Mobile devices haven’t had GPUs available with true, full desktop feature set support before now, Nvidia says. That includes things like better rendering and simulation techniques, like tessellation, advanced physics and anti-aliasing and the ability to calculate lighting effect rendering in a single pass. All of which is pretty technical, but ultimately means that a lot of the tricks and capabilities available to console gaming will now be brought to mobile devices.

Kepler is already in use in desktop GPUs, and in Nvidia’s desktop designs it can take on general purpose computing as well to help with the processing workload even when you’re not playing Call of Duty. Kepler on mobile can also offer this, which means that mobile apps featuring things like computational imaging, computer vision, AR or speech recognition would be able to benefit from the Kepler GPU and take advantage not only of its processing power, but also its power efficiency.
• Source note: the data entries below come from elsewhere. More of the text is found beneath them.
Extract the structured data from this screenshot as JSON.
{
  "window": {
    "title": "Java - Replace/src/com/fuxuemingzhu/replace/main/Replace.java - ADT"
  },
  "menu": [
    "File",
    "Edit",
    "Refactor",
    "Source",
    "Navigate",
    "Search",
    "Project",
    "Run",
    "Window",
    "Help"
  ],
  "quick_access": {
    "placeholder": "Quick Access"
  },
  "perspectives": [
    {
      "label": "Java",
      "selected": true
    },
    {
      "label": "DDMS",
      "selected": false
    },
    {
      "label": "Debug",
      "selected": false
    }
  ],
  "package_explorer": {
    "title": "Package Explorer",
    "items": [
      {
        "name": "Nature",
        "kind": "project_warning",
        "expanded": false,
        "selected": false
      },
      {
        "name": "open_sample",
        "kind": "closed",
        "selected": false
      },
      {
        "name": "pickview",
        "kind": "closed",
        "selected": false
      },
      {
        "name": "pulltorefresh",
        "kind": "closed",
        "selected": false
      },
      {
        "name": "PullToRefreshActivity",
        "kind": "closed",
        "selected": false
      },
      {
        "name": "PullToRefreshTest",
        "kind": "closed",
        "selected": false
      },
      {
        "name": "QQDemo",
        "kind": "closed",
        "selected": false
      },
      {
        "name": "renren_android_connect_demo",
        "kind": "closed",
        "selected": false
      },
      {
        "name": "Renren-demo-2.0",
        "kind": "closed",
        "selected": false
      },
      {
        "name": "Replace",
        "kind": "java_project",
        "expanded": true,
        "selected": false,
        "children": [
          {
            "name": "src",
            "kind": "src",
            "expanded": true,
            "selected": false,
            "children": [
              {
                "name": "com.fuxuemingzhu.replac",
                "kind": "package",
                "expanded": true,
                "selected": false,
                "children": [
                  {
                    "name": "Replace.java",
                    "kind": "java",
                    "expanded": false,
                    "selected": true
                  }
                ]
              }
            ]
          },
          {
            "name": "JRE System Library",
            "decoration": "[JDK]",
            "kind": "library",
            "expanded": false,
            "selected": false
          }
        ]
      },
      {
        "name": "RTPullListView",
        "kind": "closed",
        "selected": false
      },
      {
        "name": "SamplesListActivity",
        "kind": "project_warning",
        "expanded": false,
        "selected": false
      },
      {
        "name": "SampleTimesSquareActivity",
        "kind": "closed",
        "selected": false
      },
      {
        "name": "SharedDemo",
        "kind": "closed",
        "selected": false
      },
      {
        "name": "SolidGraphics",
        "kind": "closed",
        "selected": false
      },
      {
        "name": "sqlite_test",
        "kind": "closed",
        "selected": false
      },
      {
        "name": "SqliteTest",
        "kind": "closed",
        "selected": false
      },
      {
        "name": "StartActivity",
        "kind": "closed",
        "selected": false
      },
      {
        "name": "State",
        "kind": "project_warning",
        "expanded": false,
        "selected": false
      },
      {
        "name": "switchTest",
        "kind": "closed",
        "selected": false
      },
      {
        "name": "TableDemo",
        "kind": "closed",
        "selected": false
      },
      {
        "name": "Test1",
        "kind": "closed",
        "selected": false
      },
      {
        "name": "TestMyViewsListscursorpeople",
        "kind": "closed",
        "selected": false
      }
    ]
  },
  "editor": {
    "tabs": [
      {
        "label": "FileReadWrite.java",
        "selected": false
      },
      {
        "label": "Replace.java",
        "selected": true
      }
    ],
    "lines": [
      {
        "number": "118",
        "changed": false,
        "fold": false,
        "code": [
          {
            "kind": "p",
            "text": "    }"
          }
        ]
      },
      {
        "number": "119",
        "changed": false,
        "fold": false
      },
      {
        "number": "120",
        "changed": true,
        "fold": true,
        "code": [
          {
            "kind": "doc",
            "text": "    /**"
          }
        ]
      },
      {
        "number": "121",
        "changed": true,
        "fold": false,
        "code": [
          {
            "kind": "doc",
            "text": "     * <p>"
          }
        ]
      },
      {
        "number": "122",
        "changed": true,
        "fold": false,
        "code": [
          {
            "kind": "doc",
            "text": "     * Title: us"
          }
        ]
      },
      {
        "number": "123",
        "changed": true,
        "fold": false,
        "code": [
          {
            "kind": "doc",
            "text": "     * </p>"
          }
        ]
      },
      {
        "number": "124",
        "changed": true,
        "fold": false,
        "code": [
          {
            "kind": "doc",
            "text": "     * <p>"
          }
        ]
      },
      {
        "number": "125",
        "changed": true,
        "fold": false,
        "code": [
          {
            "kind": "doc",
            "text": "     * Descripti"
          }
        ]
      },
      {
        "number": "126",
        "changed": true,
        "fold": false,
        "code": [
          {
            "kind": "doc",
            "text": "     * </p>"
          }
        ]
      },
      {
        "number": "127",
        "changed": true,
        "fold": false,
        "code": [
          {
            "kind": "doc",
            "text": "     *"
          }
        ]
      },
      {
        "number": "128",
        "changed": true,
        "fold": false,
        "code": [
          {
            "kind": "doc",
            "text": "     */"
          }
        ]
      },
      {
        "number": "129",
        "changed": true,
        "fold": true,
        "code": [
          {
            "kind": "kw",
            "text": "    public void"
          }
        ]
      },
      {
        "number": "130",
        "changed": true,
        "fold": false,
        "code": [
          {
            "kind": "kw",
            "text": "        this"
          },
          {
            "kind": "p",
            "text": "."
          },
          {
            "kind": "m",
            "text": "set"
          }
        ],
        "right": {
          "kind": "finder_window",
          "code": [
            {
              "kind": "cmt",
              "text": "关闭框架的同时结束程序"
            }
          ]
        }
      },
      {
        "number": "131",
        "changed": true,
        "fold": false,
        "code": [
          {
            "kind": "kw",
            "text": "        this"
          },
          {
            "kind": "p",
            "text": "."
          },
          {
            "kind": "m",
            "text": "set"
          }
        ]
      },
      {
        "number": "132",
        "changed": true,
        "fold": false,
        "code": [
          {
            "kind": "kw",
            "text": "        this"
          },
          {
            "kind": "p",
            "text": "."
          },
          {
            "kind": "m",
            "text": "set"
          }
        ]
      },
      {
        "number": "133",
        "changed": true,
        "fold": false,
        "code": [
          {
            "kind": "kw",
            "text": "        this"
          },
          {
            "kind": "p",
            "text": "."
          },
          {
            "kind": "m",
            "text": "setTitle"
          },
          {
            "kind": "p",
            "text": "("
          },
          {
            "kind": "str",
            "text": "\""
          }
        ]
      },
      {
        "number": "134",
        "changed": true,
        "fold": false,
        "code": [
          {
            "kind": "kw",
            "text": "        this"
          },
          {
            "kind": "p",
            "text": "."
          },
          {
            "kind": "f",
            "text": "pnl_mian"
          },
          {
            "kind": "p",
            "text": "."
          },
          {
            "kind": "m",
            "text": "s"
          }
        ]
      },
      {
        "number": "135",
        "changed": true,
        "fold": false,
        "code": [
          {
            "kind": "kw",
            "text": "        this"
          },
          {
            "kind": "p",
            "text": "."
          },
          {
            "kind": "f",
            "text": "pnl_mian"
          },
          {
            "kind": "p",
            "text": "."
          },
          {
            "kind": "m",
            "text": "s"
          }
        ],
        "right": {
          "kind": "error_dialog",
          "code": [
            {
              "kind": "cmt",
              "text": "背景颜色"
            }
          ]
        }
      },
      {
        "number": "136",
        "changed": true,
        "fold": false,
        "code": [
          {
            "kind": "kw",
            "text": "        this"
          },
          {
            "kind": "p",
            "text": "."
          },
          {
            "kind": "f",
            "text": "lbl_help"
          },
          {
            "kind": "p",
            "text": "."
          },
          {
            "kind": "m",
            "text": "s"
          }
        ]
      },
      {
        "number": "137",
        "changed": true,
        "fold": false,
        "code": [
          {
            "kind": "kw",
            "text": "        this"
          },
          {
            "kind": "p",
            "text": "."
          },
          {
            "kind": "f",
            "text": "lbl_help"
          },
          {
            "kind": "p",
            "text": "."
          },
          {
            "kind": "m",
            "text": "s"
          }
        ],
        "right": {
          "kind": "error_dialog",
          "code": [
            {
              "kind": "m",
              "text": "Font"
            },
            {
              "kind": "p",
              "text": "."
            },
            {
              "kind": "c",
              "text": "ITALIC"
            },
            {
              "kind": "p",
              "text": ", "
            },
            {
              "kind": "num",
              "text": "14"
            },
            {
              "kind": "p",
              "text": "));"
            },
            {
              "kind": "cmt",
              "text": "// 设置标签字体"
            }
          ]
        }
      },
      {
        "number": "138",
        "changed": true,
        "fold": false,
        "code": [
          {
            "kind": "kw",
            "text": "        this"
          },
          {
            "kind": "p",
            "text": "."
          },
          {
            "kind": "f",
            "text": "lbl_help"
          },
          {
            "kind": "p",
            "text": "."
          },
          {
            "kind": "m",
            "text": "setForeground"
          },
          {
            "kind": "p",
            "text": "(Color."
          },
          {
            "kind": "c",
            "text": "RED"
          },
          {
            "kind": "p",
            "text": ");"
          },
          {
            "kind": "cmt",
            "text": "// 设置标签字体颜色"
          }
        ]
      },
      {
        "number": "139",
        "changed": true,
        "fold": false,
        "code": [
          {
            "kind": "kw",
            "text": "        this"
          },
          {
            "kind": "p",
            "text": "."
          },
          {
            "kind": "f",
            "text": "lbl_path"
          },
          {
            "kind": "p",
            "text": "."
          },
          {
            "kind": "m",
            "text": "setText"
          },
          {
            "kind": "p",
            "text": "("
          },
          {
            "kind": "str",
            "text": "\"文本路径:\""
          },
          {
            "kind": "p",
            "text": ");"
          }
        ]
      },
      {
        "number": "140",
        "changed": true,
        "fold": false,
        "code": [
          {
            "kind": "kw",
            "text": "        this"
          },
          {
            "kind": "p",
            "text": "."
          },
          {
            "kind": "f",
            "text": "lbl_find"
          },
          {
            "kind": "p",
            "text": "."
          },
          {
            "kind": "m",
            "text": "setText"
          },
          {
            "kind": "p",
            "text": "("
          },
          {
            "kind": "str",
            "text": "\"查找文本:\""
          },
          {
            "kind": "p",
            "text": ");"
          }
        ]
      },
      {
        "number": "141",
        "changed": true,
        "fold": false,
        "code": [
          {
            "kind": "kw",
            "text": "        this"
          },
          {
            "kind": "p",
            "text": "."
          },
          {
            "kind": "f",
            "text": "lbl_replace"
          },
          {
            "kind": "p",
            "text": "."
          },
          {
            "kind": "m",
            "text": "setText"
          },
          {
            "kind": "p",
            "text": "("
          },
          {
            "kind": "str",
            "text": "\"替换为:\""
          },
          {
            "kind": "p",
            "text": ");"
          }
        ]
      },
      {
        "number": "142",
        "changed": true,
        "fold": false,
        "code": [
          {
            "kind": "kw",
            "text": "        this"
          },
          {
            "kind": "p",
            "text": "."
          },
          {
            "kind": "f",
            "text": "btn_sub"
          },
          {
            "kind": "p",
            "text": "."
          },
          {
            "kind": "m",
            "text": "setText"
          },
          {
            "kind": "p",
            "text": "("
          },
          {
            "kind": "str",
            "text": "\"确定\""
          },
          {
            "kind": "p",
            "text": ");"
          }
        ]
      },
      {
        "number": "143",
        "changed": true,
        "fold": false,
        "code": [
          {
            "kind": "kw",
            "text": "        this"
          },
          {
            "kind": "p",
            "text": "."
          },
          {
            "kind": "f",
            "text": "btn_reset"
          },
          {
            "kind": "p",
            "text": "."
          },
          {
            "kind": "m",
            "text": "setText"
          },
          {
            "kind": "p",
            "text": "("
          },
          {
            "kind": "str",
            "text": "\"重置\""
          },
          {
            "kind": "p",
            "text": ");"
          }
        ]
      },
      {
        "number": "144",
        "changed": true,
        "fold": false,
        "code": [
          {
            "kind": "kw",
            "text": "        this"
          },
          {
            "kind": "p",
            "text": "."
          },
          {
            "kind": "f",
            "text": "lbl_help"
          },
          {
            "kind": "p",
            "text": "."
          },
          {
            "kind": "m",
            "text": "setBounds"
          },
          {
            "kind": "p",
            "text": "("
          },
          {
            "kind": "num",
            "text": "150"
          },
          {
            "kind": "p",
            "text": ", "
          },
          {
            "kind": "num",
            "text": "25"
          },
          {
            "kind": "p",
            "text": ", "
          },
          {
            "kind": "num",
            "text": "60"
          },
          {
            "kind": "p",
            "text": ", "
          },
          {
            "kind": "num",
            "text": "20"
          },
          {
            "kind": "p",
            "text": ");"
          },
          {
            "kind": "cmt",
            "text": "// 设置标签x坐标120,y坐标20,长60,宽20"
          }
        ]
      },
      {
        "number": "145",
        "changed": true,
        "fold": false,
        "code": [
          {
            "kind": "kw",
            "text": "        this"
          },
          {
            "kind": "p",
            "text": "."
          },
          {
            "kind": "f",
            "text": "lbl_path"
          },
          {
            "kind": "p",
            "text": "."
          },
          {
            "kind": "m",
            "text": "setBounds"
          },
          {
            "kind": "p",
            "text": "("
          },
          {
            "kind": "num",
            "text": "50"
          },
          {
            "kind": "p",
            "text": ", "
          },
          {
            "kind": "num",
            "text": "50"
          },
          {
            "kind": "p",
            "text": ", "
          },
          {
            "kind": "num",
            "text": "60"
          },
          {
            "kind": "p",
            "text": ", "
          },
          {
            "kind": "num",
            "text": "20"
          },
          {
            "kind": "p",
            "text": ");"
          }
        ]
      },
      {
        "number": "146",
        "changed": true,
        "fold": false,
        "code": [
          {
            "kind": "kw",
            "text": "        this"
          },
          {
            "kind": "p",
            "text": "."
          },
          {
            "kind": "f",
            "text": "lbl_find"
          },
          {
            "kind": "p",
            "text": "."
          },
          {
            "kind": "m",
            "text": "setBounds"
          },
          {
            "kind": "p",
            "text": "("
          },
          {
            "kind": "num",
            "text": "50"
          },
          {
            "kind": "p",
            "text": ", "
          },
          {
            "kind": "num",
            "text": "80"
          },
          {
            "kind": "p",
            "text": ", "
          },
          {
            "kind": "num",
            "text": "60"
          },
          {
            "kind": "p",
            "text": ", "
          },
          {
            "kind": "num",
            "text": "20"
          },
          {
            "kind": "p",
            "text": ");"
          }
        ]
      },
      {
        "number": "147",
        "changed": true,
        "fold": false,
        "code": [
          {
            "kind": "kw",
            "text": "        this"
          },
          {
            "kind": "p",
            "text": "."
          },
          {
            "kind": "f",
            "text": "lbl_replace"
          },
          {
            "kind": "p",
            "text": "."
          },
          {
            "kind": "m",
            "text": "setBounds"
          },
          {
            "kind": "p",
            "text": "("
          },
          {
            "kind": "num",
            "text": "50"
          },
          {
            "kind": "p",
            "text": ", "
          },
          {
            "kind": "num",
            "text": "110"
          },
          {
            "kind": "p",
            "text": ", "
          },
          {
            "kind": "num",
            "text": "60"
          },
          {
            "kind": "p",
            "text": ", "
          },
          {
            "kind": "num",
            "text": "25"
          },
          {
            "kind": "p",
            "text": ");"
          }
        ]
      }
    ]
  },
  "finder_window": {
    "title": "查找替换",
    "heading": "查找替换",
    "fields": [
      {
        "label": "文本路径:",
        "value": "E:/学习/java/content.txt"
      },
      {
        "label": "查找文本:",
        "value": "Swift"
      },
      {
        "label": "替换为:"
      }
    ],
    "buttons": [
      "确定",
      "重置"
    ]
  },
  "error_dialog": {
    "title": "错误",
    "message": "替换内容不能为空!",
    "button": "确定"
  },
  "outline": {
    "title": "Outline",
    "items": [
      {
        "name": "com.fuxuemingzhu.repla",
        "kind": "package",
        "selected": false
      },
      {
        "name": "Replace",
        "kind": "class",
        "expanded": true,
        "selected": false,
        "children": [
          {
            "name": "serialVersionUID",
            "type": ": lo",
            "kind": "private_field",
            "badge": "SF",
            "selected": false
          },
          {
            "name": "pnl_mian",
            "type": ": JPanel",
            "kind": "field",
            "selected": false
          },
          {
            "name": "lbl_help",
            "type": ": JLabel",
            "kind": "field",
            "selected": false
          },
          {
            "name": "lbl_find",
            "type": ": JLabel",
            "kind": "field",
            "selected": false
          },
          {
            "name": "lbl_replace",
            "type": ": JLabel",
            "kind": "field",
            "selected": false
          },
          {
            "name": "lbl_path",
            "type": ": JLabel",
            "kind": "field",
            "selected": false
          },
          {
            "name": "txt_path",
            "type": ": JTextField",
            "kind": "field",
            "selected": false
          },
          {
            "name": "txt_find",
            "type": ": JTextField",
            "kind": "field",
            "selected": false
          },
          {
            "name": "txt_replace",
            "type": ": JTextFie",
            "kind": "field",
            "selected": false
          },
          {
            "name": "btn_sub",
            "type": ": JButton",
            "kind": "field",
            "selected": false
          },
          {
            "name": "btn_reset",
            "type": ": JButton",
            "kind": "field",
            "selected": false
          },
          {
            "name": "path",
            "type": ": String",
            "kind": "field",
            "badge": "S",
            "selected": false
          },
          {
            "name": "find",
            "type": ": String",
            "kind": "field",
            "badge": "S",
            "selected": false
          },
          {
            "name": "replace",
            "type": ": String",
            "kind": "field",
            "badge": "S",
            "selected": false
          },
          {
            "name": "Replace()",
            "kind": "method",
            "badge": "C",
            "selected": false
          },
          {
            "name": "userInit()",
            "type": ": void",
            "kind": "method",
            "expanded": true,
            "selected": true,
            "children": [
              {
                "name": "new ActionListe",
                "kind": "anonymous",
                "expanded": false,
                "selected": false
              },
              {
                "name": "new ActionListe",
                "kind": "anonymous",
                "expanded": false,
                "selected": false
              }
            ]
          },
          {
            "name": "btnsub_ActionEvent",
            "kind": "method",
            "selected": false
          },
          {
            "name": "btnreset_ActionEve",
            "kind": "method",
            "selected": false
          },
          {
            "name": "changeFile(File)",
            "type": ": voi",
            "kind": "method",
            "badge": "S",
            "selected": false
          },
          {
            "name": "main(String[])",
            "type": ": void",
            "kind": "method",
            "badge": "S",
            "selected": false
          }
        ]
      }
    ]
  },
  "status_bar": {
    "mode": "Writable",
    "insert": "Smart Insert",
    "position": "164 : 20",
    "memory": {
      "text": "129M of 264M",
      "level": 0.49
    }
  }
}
To demonstrate Kepler’s power, Nvidia released a video which showed a realistic human head model being generated in real-time. The demo itself isn’t new – it was shown off earlier this year on a desktop PC using Kepler. But this time around, the mobile Logan processor with Kepler is powering the rendering, which makes this a pretty stark proof of the kind of effect that Kepler could have on the state of mobile gaming, and mobile computing overall.

Many believe that mobile and desktop gaming are not on a collision course – each will have its place, and serve different functions owing to different graphics capabilities, control schemes and more. But with Kepler, Nvidia is showing that it’s delivering the technology to enable a further blurring of the line between desktop and mobile, and delivering it well ahead of when some people thought that might happen.